Optimizing radiation monitoring networks to improve emergency response strategies during nuclear power plant accidents.

This paper presents a new strategy to optimize radiation monitoring networks for effectively predicting contaminated areas and radiation levels during nuclear power plant accidents in order to improve emergency response efforts. Our strategy addresses variable metrological fields by generating ensemble simulations of wind fields and radionuclide migration in the atmosphere using the WSPEEDI (Worldwide version of System for Prediction of Environmental Emergency Dose Information) simulator. GPCAM (Gaussian Process for Continuous-time Acquisition of Measurements) is then used to capture the heterogeneity of radiation levels by sparse monitoring points, and to optimize their locations.

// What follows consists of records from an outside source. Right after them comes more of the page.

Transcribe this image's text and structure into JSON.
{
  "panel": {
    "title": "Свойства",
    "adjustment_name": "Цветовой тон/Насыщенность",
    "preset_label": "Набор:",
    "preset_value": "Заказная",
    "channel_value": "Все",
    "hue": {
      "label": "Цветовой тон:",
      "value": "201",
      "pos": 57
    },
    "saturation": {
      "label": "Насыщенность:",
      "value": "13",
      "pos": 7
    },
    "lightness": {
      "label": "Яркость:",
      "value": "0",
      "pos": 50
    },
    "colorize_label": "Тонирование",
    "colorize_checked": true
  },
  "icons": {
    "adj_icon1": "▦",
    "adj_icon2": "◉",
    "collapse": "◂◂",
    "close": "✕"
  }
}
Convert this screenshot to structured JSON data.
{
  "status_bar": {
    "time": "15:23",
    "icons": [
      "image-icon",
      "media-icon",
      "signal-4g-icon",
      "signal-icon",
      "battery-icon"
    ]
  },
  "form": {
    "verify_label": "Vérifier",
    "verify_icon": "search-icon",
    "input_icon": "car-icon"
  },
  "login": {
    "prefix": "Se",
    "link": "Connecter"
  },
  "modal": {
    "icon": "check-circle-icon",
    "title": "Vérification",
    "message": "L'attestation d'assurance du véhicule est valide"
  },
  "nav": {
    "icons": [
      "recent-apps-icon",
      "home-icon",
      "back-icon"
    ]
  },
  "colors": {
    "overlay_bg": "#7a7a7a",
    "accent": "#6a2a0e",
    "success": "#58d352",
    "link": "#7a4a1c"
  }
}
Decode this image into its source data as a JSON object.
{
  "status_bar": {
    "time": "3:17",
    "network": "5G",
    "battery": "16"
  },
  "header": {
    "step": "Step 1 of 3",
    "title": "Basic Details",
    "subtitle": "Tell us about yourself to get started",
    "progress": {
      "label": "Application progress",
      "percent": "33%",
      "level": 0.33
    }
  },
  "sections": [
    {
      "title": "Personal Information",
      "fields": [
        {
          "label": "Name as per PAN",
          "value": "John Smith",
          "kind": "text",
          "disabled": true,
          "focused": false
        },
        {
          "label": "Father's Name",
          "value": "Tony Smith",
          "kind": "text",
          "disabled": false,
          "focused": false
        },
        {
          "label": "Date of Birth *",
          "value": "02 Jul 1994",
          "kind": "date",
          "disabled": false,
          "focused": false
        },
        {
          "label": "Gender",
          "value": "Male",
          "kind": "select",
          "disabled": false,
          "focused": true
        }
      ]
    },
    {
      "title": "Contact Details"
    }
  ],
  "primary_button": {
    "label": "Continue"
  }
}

We consider three different scenarios: (a) a single static spatial distribution of the radiation levels, (b) the temporal evolution of the distribution within a single release scenario for mobile sensor deployment, and (c) ensemble optimization with variable metrological conditions for assessing risks and emergency responses at a particular site a priori. The results are compared with the homogeneously-distributed network. Our results show that GPCAM is able to identify effective monitoring locations for each of these scenarios, except that a prevailing wind direction is required for the ensemble case. In addition, we compare the effect of different acquisition functions, kernel functions, and hyperparameters in GPCAM on the sensor locations.